HISTORY OF THE CHAMOIS AND ITS CHASE

Marvellous stories of the chamois’s wily artfulness in evading the hunter have from time immemorial been told. For instance, that when cornered by its pursuers it would hang itself by the crook of its horns from ledges overhanging deep precipices to evade the hunter’s ken. As late as forty years ago, absurd nonsense was still being written about the chamois. Thus an English author gravely quotes: ‘The chamois hunter rarely shoots his game, but drives it from crag to crag till further pursuit becomes impossible, when he draws his knife and puts it to the side of the chamois, and the animal pushes it into its body of its own accord!’

To the chamois’ blood valuable medicinal qualities were for many centuries ascribed, and the healing properties of the famous ‘Bezoar stone’ (Ægagropilæ) have been vaunted and written about by numerous authors from Pliny to Lebwald. This ball-shaped secretion, consisting of resinous fibres and hairs, is occasionally found in the stomach of very old bucks, and is really the result of the unnatural contraction of the muscles of the stomach, which in the chamois consists of four much more distinctly separated divisions than is usual with other ruminants. Up to fifty years ago these stones (which occasionally reach the size of a billiard-ball) fetched their weight in gold, and they were considered specifics for half a dozen deadly ills, among them ‘the loss of one’s intestines,’ as Pliny calls a malady which it is to be hoped has since disappeared.

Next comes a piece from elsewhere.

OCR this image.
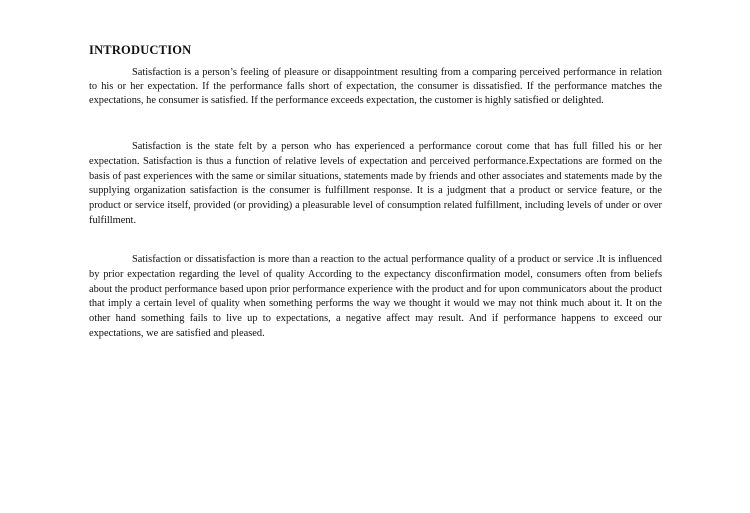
INTRODUCTION

Satisfaction is a person’s feeling of pleasure or disappointment resulting from a comparing perceived performance in relation to his or her expectation. If the performance falls short of expectation, the consumer is dissatisfied. If the performance matches the expectations, he consumer is satisfied. If the performance exceeds expectation, the customer is highly satisfied or delighted.

Satisfaction is the state felt by a person who has experienced a performance corout come that has full filled his or her expectation. Satisfaction is thus a function of relative levels of expectation and perceived performance.Expectations are formed on the basis of past experiences with the same or similar situations, statements made by friends and other associates and statements made by the supplying organization satisfaction is the consumer is fulfillment response. It is a judgment that a product or service feature, or the product or service itself, provided (or providing) a pleasurable level of consumption related fulfillment, including levels of under or over fulfillment.

Satisfaction or dissatisfaction is more than a reaction to the actual performance quality of a product or service .It is influenced by prior expectation regarding the level of quality According to the expectancy disconfirmation model, consumers often from beliefs about the product performance based upon prior performance experience with the product and for upon communicators about the product that imply a certain level of quality when something performs the way we thought it would we may not think much about it. It on the other hand something fails to live up to expectations, a negative affect may result. And if performance happens to exceed our expectations, we are satisfied and pleased.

Emperor Maximilian I. chamois hunting A.D. 1500 (from ‘Theuerdank’)

In the Middle Ages, before the invention of gunpowder, the chase of the chamois must have been infinitely more arduous than it is to-day. They were usually stalked, and were killed either with the cross-bow or with spears thrown like javelins. These were shafts 9 ft. long with thin tapering lance points, and a skilled man could throw them with fatal effect a distance of forty steps. The great mediæval sportsman, Emperor Maximilian, has left us some quaintly worded descriptions and pictorial representations of chamois stalking and its dangers. He was undoubtedly the first to use the unwieldy ‘fire-tube’ weighing 20 or 22 lbs., with its forked prop and fuse which was carried in the hand, and which had to be lighted with steel and flint before game hove in sight. The only bit of advice smacking of our own luxury-loving much-beservanted sport four centuries later, is the quaint remark of the royal sportsman: ‘that it is a convenient thing to have at one’s side a trusty man with good lungs to keep the fuse alive.’